ALULA: Pakistan’s Finance Minister Mohammed Aurangzeb described Saudi Arabia as a “longstanding partner” and emphasized the importance of sustainable, mutually beneficial cooperation, particularly in key economic sectors.

Speaking to Arab News on the sidelines of the AlUla Conference for Emerging Market Economies, Aurangzeb said the relationship between Pakistan and Saudi Arabia remains resilient despite global geopolitical tensions.

“The Kingdom has been a longstanding partner of Pakistan for the longest time, and we are very grateful for how we have been supported through thick and thin, through rough patches and, even now that we have achieved macroeconomic stability, I think we are now well positioned for growth.”

Aurangzeb said the partnership has facilitated investment across several sectors, including minerals and mining, information technology, agriculture, and tourism. He cited an active pipeline of Saudi investments, including Wafi’s entry into Pakistan’s downstream oil and gas sector.

“The Kingdom has been very public about their appetite for the country, and the sectors are minerals and mining, IT, agriculture, tourism; and there are already investments which have come in. For example, Wafi came in (in terms of downstream oil and gas stations). There’s a very active pipeline.”

He said private sector activity is driving growth in these areas, while government-to-government cooperation is focused mainly on infrastructure development.

Acknowledging longstanding investor concerns related to bureaucracy and delays, Aurangzeb said Pakistan has made progress over the past two years through structural reforms and fiscal discipline, alongside efforts to improve the business environment.

“The last two years we have worked very hard in terms of structural reforms, in terms of what I call getting the basic hygiene right, in terms of the fiscal situation, the current economic situation (…) in terms of all those areas of getting the basic hygiene in a good place.”
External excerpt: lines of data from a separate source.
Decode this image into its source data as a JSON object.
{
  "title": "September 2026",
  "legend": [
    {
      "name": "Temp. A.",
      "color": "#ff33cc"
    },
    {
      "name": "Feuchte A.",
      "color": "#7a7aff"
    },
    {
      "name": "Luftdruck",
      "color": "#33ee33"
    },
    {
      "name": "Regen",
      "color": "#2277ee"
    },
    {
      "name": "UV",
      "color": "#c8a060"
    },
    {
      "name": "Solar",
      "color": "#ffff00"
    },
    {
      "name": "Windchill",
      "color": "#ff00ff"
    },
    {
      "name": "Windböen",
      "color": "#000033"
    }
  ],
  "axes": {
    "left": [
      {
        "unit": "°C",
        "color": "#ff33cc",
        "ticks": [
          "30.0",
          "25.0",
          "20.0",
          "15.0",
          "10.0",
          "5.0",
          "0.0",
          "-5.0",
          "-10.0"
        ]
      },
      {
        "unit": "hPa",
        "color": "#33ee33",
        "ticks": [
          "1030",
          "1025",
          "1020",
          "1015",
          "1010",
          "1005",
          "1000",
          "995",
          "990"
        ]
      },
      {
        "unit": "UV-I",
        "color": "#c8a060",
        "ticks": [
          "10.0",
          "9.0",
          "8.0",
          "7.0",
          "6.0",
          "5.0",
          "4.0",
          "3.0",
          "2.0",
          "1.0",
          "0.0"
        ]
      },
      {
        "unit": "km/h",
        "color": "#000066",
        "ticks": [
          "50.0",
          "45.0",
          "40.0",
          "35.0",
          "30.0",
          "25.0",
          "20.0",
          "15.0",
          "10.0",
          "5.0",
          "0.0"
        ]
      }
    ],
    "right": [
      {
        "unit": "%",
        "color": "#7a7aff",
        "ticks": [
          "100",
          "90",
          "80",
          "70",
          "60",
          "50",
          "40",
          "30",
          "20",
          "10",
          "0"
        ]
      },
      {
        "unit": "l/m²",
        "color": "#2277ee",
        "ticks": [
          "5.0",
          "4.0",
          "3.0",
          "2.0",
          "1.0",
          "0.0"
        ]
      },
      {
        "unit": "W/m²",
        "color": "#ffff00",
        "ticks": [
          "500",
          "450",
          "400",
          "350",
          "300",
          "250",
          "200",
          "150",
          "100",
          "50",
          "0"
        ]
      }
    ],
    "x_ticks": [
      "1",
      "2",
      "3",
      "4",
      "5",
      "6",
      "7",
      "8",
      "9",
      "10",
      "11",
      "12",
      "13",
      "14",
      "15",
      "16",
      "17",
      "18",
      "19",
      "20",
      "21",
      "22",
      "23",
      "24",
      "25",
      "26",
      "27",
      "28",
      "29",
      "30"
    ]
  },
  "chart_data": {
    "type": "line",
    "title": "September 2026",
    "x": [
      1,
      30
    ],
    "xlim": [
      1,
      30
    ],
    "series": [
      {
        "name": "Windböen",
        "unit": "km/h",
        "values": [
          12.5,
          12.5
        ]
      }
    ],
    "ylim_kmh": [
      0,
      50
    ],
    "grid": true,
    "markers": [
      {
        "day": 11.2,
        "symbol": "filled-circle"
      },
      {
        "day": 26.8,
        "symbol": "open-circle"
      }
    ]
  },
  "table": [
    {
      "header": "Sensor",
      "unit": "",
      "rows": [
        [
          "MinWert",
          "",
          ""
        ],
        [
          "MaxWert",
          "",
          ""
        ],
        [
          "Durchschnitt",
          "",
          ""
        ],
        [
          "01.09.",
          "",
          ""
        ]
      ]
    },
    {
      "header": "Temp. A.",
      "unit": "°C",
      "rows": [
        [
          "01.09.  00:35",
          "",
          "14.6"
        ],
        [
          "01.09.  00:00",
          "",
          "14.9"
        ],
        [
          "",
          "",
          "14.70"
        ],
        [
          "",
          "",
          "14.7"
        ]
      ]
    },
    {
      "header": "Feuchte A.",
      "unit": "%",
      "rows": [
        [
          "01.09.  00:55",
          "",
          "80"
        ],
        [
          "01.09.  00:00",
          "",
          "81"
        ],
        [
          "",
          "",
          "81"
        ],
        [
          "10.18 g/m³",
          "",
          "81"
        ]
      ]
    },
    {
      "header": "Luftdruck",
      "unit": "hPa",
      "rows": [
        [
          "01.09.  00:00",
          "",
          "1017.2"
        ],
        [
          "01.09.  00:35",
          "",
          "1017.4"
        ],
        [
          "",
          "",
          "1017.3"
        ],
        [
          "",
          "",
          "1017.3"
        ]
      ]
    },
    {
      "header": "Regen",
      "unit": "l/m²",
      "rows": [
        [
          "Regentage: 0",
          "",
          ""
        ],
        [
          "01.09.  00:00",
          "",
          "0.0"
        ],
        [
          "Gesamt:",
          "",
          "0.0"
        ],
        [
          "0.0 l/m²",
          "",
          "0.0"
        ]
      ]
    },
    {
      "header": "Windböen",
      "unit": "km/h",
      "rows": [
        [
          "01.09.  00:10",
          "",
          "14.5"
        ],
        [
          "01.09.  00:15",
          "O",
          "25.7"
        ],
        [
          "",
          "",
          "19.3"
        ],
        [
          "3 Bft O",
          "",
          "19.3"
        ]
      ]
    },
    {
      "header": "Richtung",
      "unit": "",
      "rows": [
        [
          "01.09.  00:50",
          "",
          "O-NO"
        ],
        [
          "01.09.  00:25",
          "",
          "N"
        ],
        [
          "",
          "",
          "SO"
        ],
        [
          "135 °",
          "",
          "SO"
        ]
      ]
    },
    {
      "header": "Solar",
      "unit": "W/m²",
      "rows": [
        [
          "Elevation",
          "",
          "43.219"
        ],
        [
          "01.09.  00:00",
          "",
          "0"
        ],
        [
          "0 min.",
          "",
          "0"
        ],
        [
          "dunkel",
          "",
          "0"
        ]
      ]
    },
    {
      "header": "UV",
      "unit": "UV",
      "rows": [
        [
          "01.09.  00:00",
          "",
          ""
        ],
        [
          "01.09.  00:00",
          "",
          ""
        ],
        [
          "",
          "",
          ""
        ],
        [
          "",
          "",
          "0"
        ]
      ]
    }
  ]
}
Aurangzeb highlighted mining and refining as key areas of engagement, including discussions around the Reko Diq project, while stressing that talks with Saudi investors extend beyond individual ventures.
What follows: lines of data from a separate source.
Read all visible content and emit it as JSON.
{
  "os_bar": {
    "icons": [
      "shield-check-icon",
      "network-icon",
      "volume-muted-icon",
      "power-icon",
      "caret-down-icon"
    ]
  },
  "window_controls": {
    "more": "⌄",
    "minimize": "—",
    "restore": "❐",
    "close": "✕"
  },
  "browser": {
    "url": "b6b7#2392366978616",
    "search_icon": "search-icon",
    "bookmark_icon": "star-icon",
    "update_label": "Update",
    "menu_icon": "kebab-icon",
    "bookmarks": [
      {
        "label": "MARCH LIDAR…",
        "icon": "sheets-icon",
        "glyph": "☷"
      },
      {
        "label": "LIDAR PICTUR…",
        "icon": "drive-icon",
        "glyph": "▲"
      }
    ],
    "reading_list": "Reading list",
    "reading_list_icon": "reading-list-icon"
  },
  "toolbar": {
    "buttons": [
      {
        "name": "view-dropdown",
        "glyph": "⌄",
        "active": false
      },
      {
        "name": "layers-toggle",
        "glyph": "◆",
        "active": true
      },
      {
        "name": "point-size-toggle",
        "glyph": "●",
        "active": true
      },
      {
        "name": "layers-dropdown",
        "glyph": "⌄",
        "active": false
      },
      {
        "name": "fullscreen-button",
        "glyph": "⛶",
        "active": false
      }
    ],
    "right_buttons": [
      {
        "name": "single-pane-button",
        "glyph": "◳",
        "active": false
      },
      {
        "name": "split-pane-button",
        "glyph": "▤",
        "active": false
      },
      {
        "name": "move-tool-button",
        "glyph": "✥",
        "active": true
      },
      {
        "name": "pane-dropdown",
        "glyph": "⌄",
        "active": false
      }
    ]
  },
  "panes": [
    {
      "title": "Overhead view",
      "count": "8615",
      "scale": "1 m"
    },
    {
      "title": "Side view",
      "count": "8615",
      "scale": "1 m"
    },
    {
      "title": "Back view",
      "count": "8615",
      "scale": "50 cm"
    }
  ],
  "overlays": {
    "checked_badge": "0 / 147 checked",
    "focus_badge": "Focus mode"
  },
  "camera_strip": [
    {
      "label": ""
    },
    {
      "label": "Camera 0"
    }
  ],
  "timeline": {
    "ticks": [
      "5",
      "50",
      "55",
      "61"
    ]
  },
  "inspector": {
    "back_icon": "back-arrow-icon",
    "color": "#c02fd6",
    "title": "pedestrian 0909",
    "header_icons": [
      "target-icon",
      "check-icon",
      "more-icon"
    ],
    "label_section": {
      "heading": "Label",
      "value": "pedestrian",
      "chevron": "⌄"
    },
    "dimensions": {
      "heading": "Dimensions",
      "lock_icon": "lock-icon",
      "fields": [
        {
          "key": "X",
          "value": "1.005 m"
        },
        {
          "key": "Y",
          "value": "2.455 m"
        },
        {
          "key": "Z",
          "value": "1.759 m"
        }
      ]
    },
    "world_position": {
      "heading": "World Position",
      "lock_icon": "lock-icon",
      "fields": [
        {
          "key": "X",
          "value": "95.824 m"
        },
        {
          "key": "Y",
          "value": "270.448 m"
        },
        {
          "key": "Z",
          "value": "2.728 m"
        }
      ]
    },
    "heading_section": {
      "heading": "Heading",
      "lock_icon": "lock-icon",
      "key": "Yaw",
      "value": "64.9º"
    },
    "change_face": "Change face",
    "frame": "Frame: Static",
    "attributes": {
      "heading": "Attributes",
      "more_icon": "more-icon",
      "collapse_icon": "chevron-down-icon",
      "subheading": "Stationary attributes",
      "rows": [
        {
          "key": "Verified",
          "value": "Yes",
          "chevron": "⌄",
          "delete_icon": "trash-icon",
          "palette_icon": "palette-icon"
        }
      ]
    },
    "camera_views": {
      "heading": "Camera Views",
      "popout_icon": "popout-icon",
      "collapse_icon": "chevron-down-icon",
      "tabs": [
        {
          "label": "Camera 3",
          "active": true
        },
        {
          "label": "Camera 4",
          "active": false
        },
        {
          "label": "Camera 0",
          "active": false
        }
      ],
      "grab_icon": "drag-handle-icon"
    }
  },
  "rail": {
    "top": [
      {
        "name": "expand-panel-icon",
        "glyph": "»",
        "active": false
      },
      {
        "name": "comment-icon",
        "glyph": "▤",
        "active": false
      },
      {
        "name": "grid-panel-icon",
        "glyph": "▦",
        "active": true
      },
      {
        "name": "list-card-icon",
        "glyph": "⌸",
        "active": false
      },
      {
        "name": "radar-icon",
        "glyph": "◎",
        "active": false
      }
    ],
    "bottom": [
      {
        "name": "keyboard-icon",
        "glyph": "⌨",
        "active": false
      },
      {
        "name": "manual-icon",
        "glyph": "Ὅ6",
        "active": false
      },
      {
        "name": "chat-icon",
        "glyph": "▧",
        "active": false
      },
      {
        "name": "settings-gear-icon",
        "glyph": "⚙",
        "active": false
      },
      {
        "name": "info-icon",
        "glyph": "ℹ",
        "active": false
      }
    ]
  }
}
“From my perspective, it’s not just about one mine, the discussions will continue with the Saudi investors on a number of these areas.”

He also pointed to growing cooperation in the IT sector, particularly in artificial intelligence, noting that several Pakistani tech firms are already in discussions with Saudi counterparts or have established offices in the Kingdom.
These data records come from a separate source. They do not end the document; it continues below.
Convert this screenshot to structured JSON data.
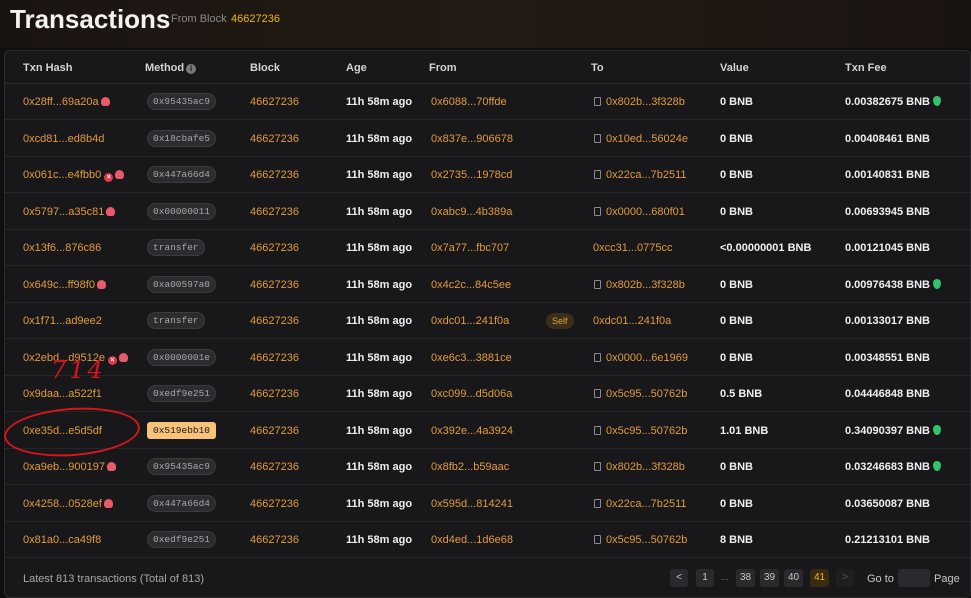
{
  "header": {
    "title": "Transactions",
    "from_label": "From Block",
    "from_block": "46627236"
  },
  "columns": {
    "txn_hash": "Txn Hash",
    "method": "Method",
    "block": "Block",
    "age": "Age",
    "from": "From",
    "to": "To",
    "value": "Value",
    "txn_fee": "Txn Fee"
  },
  "rows": [
    {
      "hash": "0x28ff...69a20a",
      "method": "0x95435ac9",
      "block": "46627236",
      "age": "11h 58m ago",
      "from": "0x6088...70ffde",
      "to": "0x802b...3f328b",
      "value": "0 BNB",
      "fee": "0.00382675 BNB"
    },
    {
      "hash": "0xcd81...ed8b4d",
      "method": "0x18cbafe5",
      "block": "46627236",
      "age": "11h 58m ago",
      "from": "0x837e...906678",
      "to": "0x10ed...56024e",
      "value": "0 BNB",
      "fee": "0.00408461 BNB"
    },
    {
      "hash": "0x061c...e4fbb0",
      "method": "0x447a66d4",
      "block": "46627236",
      "age": "11h 58m ago",
      "from": "0x2735...1978cd",
      "to": "0x22ca...7b2511",
      "value": "0 BNB",
      "fee": "0.00140831 BNB"
    },
    {
      "hash": "0x5797...a35c81",
      "method": "0x00000011",
      "block": "46627236",
      "age": "11h 58m ago",
      "from": "0xabc9...4b389a",
      "to": "0x0000...680f01",
      "value": "0 BNB",
      "fee": "0.00693945 BNB"
    },
    {
      "hash": "0x13f6...876c86",
      "method": "transfer",
      "block": "46627236",
      "age": "11h 58m ago",
      "from": "0x7a77...fbc707",
      "to": "0xcc31...0775cc",
      "value": "<0.00000001 BNB",
      "fee": "0.00121045 BNB"
    },
    {
      "hash": "0x649c...ff98f0",
      "method": "0xa00597a0",
      "block": "46627236",
      "age": "11h 58m ago",
      "from": "0x4c2c...84c5ee",
      "to": "0x802b...3f328b",
      "value": "0 BNB",
      "fee": "0.00976438 BNB"
    },
    {
      "hash": "0x1f71...ad9ee2",
      "method": "transfer",
      "block": "46627236",
      "age": "11h 58m ago",
      "from": "0xdc01...241f0a",
      "self": "Self",
      "to": "0xdc01...241f0a",
      "value": "0 BNB",
      "fee": "0.00133017 BNB"
    },
    {
      "hash": "0x2ebd...d9512e",
      "method": "0x0000001e",
      "block": "46627236",
      "age": "11h 58m ago",
      "from": "0xe6c3...3881ce",
      "to": "0x0000...6e1969",
      "value": "0 BNB",
      "fee": "0.00348551 BNB"
    },
    {
      "hash": "0x9daa...a522f1",
      "method": "0xedf9e251",
      "block": "46627236",
      "age": "11h 58m ago",
      "from": "0xc099...d5d06a",
      "to": "0x5c95...50762b",
      "value": "0.5 BNB",
      "fee": "0.04446848 BNB"
    },
    {
      "hash": "0xe35d...e5d5df",
      "method": "0x519ebb10",
      "block": "46627236",
      "age": "11h 58m ago",
      "from": "0x392e...4a3924",
      "to": "0x5c95...50762b",
      "value": "1.01 BNB",
      "fee": "0.34090397 BNB"
    },
    {
      "hash": "0xa9eb...900197",
      "method": "0x95435ac9",
      "block": "46627236",
      "age": "11h 58m ago",
      "from": "0x8fb2...b59aac",
      "to": "0x802b...3f328b",
      "value": "0 BNB",
      "fee": "0.03246683 BNB"
    },
    {
      "hash": "0x4258...0528ef",
      "method": "0x447a66d4",
      "block": "46627236",
      "age": "11h 58m ago",
      "from": "0x595d...814241",
      "to": "0x22ca...7b2511",
      "value": "0 BNB",
      "fee": "0.03650087 BNB"
    },
    {
      "hash": "0x81a0...ca49f8",
      "method": "0xedf9e251",
      "block": "46627236",
      "age": "11h 58m ago",
      "from": "0xd4ed...1d6e68",
      "to": "0x5c95...50762b",
      "value": "8 BNB",
      "fee": "0.21213101 BNB"
    }
  ],
  "footer": {
    "summary": "Latest 813 transactions (Total of 813)",
    "pages": [
      "1",
      "...",
      "38",
      "39",
      "40",
      "41"
    ],
    "prev": "<",
    "next": ">",
    "goto_label": "Go to",
    "page_label": "Page"
  },
  "annotation": {
    "text": "714"
  }
}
Referring to recent talks with Saudi Minister of Economy and Planning Faisal Alibrahim, Aurangzeb said Pakistan’s large freelance workforce presents opportunities for deeper collaboration, provided skills development keeps pace with demand.

“I was just with (Saudi) minister of economy and planning, and he was specifically referring to the Pakistani tech talent, and he is absolutely right. We have the third-largest freelancer population in the world, and what we need to do is to ensure that we upscale, rescale, upgrade them.”

Aurangzeb also cited opportunities to benefit from Saudi Arabia’s experience in the energy sector and noted continued cooperation in defense production.

Looking ahead, he said Pakistan aims to recalibrate its relationship with Saudi Arabia toward trade and investment rather than reliance on aid.

“Our prime minister has been very clear that we want to move this entire discussion as we go forward from aid and support to trade and investment.”